O 9.34 studio łączy się z Jarosławem Olechowskim, który pędzi z ekipą telewizyjną na lotnisko w Smoleńsku. – Nie mamy żadnych pewnych informacji – mówi i dodaje, że wciąż funkcjonują dwie plotki. Jedna, że samolot zahaczył o drzewa i szczęśliwie wylądował. Jednak „jacyś świadkowie mieli mówić, że samolot przypominał kulę ognia” – relacjonuje Olechowski i zapewnia, że w ciągu 15 minut powinien dotrzeć na lotnisko i przekazać pewniejsze informacje.
Wcześniejsze problemy tupolewa
O godzinie 9.35 w oczekiwaniu na komunikaty pojawiają się dywagacje i spekulacja, że prezydent podróżował jednym z wysłużonych samolotów. Olechowski mówi, że słyszał o wcześniejszych problemach tupolewa. Informuje, że delegacja rządowa kilka dni wcześniej wizytowała Katyń podróżując wojskowymi samolotami CASA.
O 9.41 TVP Info informuje za Agencją Reuters, że 87 osób zginęło w katastrofie w Smoleńsku. – Gdyby to była prawda, byłaby to jedna z największych katastrof i niezwykłych wydarzeń politycznych na świecie. Nie chce się wierzyć, że to może być prawda – mówi Siezieniewski.
„To nie może być pomyłka”
9.42. Prowadzący stwierdza, że to nie może być pomyłka. Zbyt wiele światowych agencji podaje, że 87 osób zginęło w katastrofie prezydenckiego tupolewa. Informację potwierdziło także rosyjskie ministerstwo ds. sytuacji nadzwyczajnych – zginęło 87 z 90 osób. – Dokładna lista nie jest znana nawet polskiemu MSZ – mówi prowadzący TVP Info.
9.43 Pojawia się informacja, że uroczystość w Katyniu zostaje odwołana. Co, zdaniem Olechowskiego, potwierdza, że doszło do bardzo poważnego wypadku.
Płaczący ludzie
O 9.45 Paweł Prus z Katynia przekazuje, że na miejscu zapanowała cisza. Widzi płaczących ludzi. Przez megafon podawane są informacje o katastrofie – Ludzie składają ręce jak do modlitwy. Na razie jeszcze nikt nie wierzy – mówi. – Ludzie trzymają wieńce, które pierwotnie przeznaczone były do złożenia pod pomnikiem razem z panem prezydentem – opisuje sytuację reporter.
9.46 – Mieliśmy opłakiwać tych, którzy zginęli 70 lat temu – mówi prowadzący program i dodaje, że z informacji potwierdzonych przez MSZ wynika, że prezydencki samolot Tu 154M podczas lądowania na lotnisku w Smoleńsku zahaczył o drzewa, spadł i zapalił się. Pożar został ugaszony, ale są ogromne zniszczenia.

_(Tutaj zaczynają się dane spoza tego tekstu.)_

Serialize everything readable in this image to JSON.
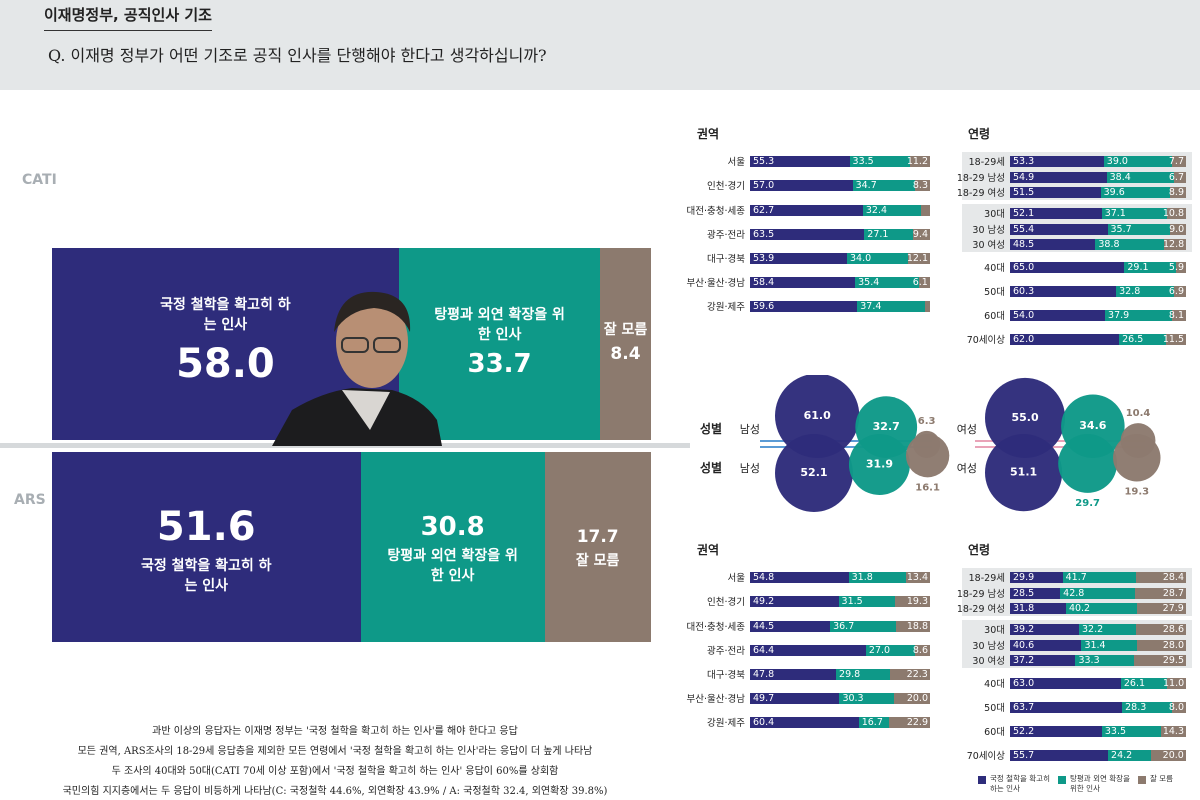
{
  "header": {
    "title": "이재명정부, 공직인사 기조",
    "question": "Q. 이재명 정부가 어떤 기조로 공직 인사를 단행해야 한다고 생각하십니까?"
  },
  "chart_data": [
    {
      "type": "bar",
      "title": "CATI",
      "stacked": true,
      "orientation": "horizontal",
      "xlim": [
        0,
        100
      ],
      "series": [
        {
          "name": "국정 철학을 확고히 하는 인사",
          "color": "#2e2c7b",
          "values": [
            58.0
          ],
          "value_labels": [
            "58.0"
          ]
        },
        {
          "name": "탕평과 외연 확장을 위한 인사",
          "color": "#0e9988",
          "values": [
            33.7
          ],
          "value_labels": [
            "33.7"
          ]
        },
        {
          "name": "잘 모름",
          "color": "#8c7a6e",
          "values": [
            8.4
          ],
          "value_labels": [
            "8.4"
          ]
        }
      ]
    },
    {
      "type": "bar",
      "title": "ARS",
      "stacked": true,
      "orientation": "horizontal",
      "xlim": [
        0,
        100
      ],
      "series": [
        {
          "name": "국정 철학을 확고히 하는 인사",
          "color": "#2e2c7b",
          "values": [
            51.6
          ],
          "value_labels": [
            "51.6"
          ]
        },
        {
          "name": "탕평과 외연 확장을 위한 인사",
          "color": "#0e9988",
          "values": [
            30.8
          ],
          "value_labels": [
            "30.8"
          ]
        },
        {
          "name": "잘 모름",
          "color": "#8c7a6e",
          "values": [
            17.7
          ],
          "value_labels": [
            "17.7"
          ]
        }
      ]
    },
    {
      "type": "bar",
      "title": "권역",
      "stacked": true,
      "orientation": "horizontal",
      "xlim": [
        0,
        100
      ],
      "categories": [
        "서울",
        "인천·경기",
        "대전·충청·세종",
        "광주·전라",
        "대구·경북",
        "부산·울산·경남",
        "강원·제주"
      ],
      "series": [
        {
          "color": "#2e2c7b",
          "values": [
            55.3,
            57.0,
            62.7,
            63.5,
            53.9,
            58.4,
            59.6
          ],
          "value_labels": [
            "55.3",
            "57.0",
            "62.7",
            "63.5",
            "53.9",
            "58.4",
            "59.6"
          ]
        },
        {
          "color": "#0e9988",
          "values": [
            33.5,
            34.7,
            32.4,
            27.1,
            34.0,
            35.4,
            37.4
          ],
          "value_labels": [
            "33.5",
            "34.7",
            "32.4",
            "27.1",
            "34.0",
            "35.4",
            "37.4"
          ]
        },
        {
          "color": "#8c7a6e",
          "values": [
            11.2,
            8.3,
            4.9,
            9.4,
            12.1,
            6.1,
            3.0
          ],
          "value_labels": [
            "11.2",
            "8.3",
            null,
            "9.4",
            "12.1",
            "6.1",
            null
          ]
        }
      ]
    },
    {
      "type": "bar",
      "title": "연령",
      "stacked": true,
      "orientation": "horizontal",
      "xlim": [
        0,
        100
      ],
      "categories": [
        "18-29세",
        "18-29 남성",
        "18-29 여성",
        "30대",
        "30 남성",
        "30 여성",
        "40대",
        "50대",
        "60대",
        "70세이상"
      ],
      "series": [
        {
          "color": "#2e2c7b",
          "values": [
            53.3,
            54.9,
            51.5,
            52.1,
            55.4,
            48.5,
            65.0,
            60.3,
            54.0,
            62.0
          ],
          "value_labels": [
            "53.3",
            "54.9",
            "51.5",
            "52.1",
            "55.4",
            "48.5",
            "65.0",
            "60.3",
            "54.0",
            "62.0"
          ]
        },
        {
          "color": "#0e9988",
          "values": [
            39.0,
            38.4,
            39.6,
            37.1,
            35.7,
            38.8,
            29.1,
            32.8,
            37.9,
            26.5
          ],
          "value_labels": [
            "39.0",
            "38.4",
            "39.6",
            "37.1",
            "35.7",
            "38.8",
            "29.1",
            "32.8",
            "37.9",
            "26.5"
          ]
        },
        {
          "color": "#8c7a6e",
          "values": [
            7.7,
            6.7,
            8.9,
            10.8,
            9.0,
            12.8,
            5.9,
            6.9,
            8.1,
            11.5
          ],
          "value_labels": [
            "7.7",
            "6.7",
            "8.9",
            "10.8",
            "9.0",
            "12.8",
            "5.9",
            "6.9",
            "8.1",
            "11.5"
          ]
        }
      ]
    },
    {
      "type": "bubble",
      "title": "성별",
      "categories": [
        "남성",
        "여성"
      ],
      "series": [
        {
          "color": "#2e2c7b",
          "values": [
            61.0,
            55.0
          ],
          "value_labels": [
            "61.0",
            "55.0"
          ]
        },
        {
          "color": "#0e9988",
          "values": [
            32.7,
            34.6
          ],
          "value_labels": [
            "32.7",
            "34.6"
          ]
        },
        {
          "color": "#8c7a6e",
          "values": [
            6.3,
            10.4
          ],
          "value_labels": [
            "6.3",
            "10.4"
          ]
        }
      ]
    },
    {
      "type": "bubble",
      "title": "성별",
      "categories": [
        "남성",
        "여성"
      ],
      "series": [
        {
          "color": "#2e2c7b",
          "values": [
            52.1,
            51.1
          ],
          "value_labels": [
            "52.1",
            "51.1"
          ]
        },
        {
          "color": "#0e9988",
          "values": [
            31.9,
            29.7
          ],
          "value_labels": [
            "31.9",
            "29.7"
          ]
        },
        {
          "color": "#8c7a6e",
          "values": [
            16.1,
            19.3
          ],
          "value_labels": [
            "16.1",
            "19.3"
          ]
        }
      ]
    },
    {
      "type": "bar",
      "title": "권역",
      "stacked": true,
      "orientation": "horizontal",
      "xlim": [
        0,
        100
      ],
      "categories": [
        "서울",
        "인천·경기",
        "대전·충청·세종",
        "광주·전라",
        "대구·경북",
        "부산·울산·경남",
        "강원·제주"
      ],
      "series": [
        {
          "color": "#2e2c7b",
          "values": [
            54.8,
            49.2,
            44.5,
            64.4,
            47.8,
            49.7,
            60.4
          ],
          "value_labels": [
            "54.8",
            "49.2",
            "44.5",
            "64.4",
            "47.8",
            "49.7",
            "60.4"
          ]
        },
        {
          "color": "#0e9988",
          "values": [
            31.8,
            31.5,
            36.7,
            27.0,
            29.8,
            30.3,
            16.7
          ],
          "value_labels": [
            "31.8",
            "31.5",
            "36.7",
            "27.0",
            "29.8",
            "30.3",
            "16.7"
          ]
        },
        {
          "color": "#8c7a6e",
          "values": [
            13.4,
            19.3,
            18.8,
            8.6,
            22.3,
            20.0,
            22.9
          ],
          "value_labels": [
            "13.4",
            "19.3",
            "18.8",
            "8.6",
            "22.3",
            "20.0",
            "22.9"
          ]
        }
      ]
    },
    {
      "type": "bar",
      "title": "연령",
      "stacked": true,
      "orientation": "horizontal",
      "xlim": [
        0,
        100
      ],
      "legend": "bottom-right",
      "categories": [
        "18-29세",
        "18-29 남성",
        "18-29 여성",
        "30대",
        "30 남성",
        "30 여성",
        "40대",
        "50대",
        "60대",
        "70세이상"
      ],
      "series": [
        {
          "name": "국정 철학을 확고히 하는 인사",
          "color": "#2e2c7b",
          "values": [
            29.9,
            28.5,
            31.8,
            39.2,
            40.6,
            37.2,
            63.0,
            63.7,
            52.2,
            55.7
          ],
          "value_labels": [
            "29.9",
            "28.5",
            "31.8",
            "39.2",
            "40.6",
            "37.2",
            "63.0",
            "63.7",
            "52.2",
            "55.7"
          ]
        },
        {
          "name": "탕평과 외연 확장을 위한 인사",
          "color": "#0e9988",
          "values": [
            41.7,
            42.8,
            40.2,
            32.2,
            31.4,
            33.3,
            26.1,
            28.3,
            33.5,
            24.2
          ],
          "value_labels": [
            "41.7",
            "42.8",
            "40.2",
            "32.2",
            "31.4",
            "33.3",
            "26.1",
            "28.3",
            "33.5",
            "24.2"
          ]
        },
        {
          "name": "잘 모름",
          "color": "#8c7a6e",
          "values": [
            28.4,
            28.7,
            27.9,
            28.6,
            28.0,
            29.5,
            11.0,
            8.0,
            14.3,
            20.0
          ],
          "value_labels": [
            "28.4",
            "28.7",
            "27.9",
            "28.6",
            "28.0",
            "29.5",
            "11.0",
            "8.0",
            "14.3",
            "20.0"
          ]
        }
      ]
    }
  ],
  "notes": [
    "과반 이상의 응답자는 이재명 정부는 '국정 철학을 확고히 하는 인사'를 해야 한다고 응답",
    "모든 권역, ARS조사의 18-29세 응답층을 제외한 모든 연령에서 '국정 철학을 확고히 하는 인사'라는 응답이 더 높게 나타남",
    "두 조사의 40대와 50대(CATI 70세 이상 포함)에서 '국정 철학을 확고히 하는 인사' 응답이 60%를 상회함",
    "국민의힘 지지층에서는 두 응답이 비등하게 나타남(C: 국정철학 44.6%, 외연확장 43.9% / A: 국정철학 32.4, 외연확장 39.8%)"
  ]
}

Jak powiedział rzecznik MSZ Piotr Paszkowski, trudno przypuszczać, by ktoś wyszedł żywy z tej katastrofy.
MSZ potwierdza: na pokładzie przebywał prezydent
O godzinie 9.48 na czerwonym pasku pojawia się informacja, że do katastrofy doszło podczas mgły. Samolot miał problemy z lądowaniem, piloci poderwali samolot, ale maszyna spadła.

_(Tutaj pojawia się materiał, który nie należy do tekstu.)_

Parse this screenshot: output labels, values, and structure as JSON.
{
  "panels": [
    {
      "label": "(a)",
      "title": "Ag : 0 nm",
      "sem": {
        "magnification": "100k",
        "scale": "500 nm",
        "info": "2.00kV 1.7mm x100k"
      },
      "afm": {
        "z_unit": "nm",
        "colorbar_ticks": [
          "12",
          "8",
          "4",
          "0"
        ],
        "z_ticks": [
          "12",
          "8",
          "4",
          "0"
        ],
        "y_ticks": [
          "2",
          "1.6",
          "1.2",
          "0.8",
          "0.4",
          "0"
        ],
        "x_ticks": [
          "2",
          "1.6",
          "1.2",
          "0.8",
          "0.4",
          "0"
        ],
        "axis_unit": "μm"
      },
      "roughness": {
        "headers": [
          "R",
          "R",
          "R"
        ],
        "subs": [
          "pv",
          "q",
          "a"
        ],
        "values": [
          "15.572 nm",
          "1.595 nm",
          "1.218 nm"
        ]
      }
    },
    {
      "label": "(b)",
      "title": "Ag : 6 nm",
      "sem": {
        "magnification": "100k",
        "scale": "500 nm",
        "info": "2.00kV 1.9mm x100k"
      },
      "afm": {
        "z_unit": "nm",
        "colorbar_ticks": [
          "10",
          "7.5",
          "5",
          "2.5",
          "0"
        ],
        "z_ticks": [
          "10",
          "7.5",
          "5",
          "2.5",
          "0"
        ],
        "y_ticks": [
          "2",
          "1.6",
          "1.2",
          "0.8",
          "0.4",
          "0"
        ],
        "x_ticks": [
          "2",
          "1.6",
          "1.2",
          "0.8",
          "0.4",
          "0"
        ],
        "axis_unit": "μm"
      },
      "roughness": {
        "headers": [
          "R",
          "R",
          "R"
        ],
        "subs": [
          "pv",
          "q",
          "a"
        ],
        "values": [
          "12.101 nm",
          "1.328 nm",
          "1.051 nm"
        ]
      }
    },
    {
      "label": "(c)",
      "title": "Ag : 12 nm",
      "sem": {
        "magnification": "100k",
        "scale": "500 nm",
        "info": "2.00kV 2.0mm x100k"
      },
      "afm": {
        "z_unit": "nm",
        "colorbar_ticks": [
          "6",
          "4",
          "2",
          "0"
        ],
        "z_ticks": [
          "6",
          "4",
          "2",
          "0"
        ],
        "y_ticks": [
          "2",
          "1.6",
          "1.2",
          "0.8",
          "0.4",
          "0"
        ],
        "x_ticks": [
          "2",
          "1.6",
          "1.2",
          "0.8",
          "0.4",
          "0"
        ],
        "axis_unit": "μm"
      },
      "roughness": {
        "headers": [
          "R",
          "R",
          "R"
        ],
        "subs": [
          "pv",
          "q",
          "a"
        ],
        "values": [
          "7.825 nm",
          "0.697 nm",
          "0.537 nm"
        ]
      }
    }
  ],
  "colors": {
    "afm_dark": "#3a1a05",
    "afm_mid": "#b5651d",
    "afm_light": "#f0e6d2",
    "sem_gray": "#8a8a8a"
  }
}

Telefoniczny gość programu Wojciech Łuczak mówi, że jest szoku. – Po raz pierwszy coś takiego zdarza się głowie państwa w jego dyspozycyjnym samolocie, z osobami, które są na najwyższych stanowiskach w państwie. Dla mnie podstawowym pytaniem jest, czy brat prezydenta był na pokładzie. Jeśli doszło do najgorszego, to skala reperkusji będzie ogromna – dodaje.

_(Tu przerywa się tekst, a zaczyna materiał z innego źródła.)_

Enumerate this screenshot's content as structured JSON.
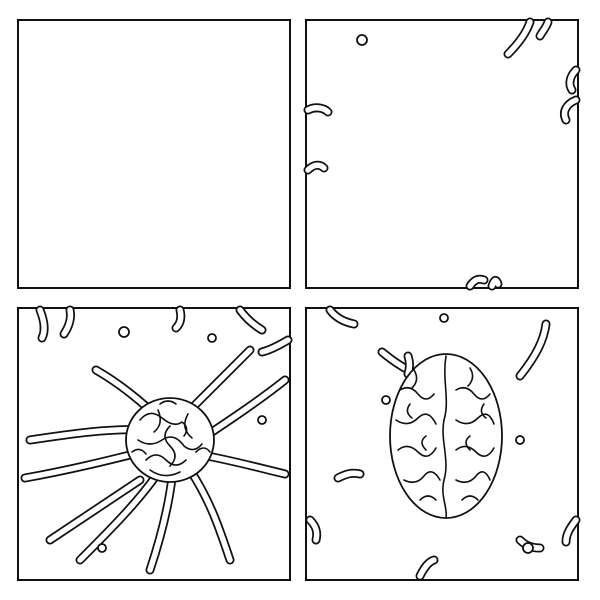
{
  "comic": {
    "panels": [
      {
        "id": "panel-1",
        "content": "empty"
      },
      {
        "id": "panel-2",
        "content": "drips-at-edges"
      },
      {
        "id": "panel-3",
        "content": "tangled-worm-mass"
      },
      {
        "id": "panel-4",
        "content": "brain"
      }
    ]
  },
  "colors": {
    "ink": "#111111",
    "paper": "#ffffff"
  }
}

O 9.50 na czerwonej belce wielkimi literami pojawia się napis: samolot prezydencki rozbił się. Na ekranie pojawiają się osoby, które w Katyniu czekają na prezydenta i jego delegację.
O 9.52 Łuczak mówi, że zawieść mogło wszystko. – Jestem wstrząśnięty – mówi i dodaje, że nigdy nie przypuszczał, że będzie musiał mówić o takiej tragedii, kiedy ginie głowa państwa i najważniejsze osoby w Polsce. Na czerwonym pasku pojawia się napis: MSZ potwierdza: na pokładzie przebywał prezydent.